Cannes Film Festival: What to Look for (Like Stars Behind the Camera)

The 78th edition of the Cannes Film Festival begins Tuesday, and this lineup is particularly star-packed. Which titles could follow in the path of last year’s big breakouts like “Anora” and “The Substance”? Here are the stories we have our eye on this year.

It’s a Hollywood-heavy lineup.

Though Cannes is traditionally known for showcasing the best in global cinema, the lineup is packed with so many high-profile English-language films that it could be mistaken for a festival in Hollywood.

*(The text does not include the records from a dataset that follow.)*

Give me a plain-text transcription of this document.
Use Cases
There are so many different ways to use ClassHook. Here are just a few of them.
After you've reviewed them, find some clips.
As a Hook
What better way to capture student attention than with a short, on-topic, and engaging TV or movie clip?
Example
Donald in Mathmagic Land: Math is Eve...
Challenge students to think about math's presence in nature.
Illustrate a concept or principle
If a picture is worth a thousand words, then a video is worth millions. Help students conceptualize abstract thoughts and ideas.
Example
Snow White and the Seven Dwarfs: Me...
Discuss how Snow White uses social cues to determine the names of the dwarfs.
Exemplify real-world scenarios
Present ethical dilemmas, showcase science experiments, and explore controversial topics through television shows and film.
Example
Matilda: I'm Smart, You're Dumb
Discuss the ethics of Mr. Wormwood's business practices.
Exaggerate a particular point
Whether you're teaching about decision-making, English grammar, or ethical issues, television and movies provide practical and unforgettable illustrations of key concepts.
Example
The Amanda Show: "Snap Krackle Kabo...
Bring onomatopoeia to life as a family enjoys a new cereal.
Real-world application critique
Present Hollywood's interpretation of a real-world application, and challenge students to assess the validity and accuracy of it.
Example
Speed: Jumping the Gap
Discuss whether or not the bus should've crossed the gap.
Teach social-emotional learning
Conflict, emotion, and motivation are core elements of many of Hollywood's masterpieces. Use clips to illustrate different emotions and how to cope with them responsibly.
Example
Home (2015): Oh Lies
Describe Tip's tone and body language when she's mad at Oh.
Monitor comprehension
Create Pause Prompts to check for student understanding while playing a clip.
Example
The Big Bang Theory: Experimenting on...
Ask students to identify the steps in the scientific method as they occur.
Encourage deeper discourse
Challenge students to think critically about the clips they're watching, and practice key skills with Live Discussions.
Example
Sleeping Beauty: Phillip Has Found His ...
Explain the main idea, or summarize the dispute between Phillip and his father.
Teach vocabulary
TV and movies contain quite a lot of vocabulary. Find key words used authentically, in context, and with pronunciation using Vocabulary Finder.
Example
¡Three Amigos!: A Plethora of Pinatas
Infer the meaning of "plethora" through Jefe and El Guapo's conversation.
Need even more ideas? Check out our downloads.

The biggest premieres include “Die My Love,” which pairs Jennifer Lawrence and Robert Pattinson as a couple in a crumbling marriage; the new Spike Lee film, “Highest 2 Lowest,” with Denzel Washington; and Wes Anderson’s caper “The Phoenician Scheme,” with Benicio Del Toro leading an ensemble that includes Michael Cera, Benedict Cumberbatch, Tom Hanks and Riz Ahmed.

There’s also the romantic drama “The History of Sound,” with Paul Mescal and Josh O’Connor; Richard Linklater’s “Nouvelle Vague,” a tribute to the French new wave; and “Eddington” from Ari Aster (“Midsommar,” “Hereditary”), with an A-list cast featuring Joaquin Phoenix, Pedro Pascal, Emma Stone and Austin Butler. And if that weren’t Hollywood-heavy enough, Tom Cruise will debut his final “Mission: Impossible” movie on the festival’s second day.

Actors are making their directorial debuts.

Kristen Stewart, Scarlett Johansson and Harris Dickinson are all Cannes mainstays, but for this year’s fest, the three actors are instead stepping behind the camera for their feature directing debuts. And lest you assume they’re making vanity projects, all three declined starring roles in their own movies.

Stewart’s long-in-the-works “The Chronology of Water” will bow first, starring Imogen Poots as a young woman struggling with issues of addiction and sexuality. Next up is “Urchin,” from the “Babygirl” breakout Dickinson, about a London drifter (Frank Dillane) struggling to find his place in society. And the second week of the festival will debut Johansson’s “Eleanor the Great,” a comedy starring June Squibb.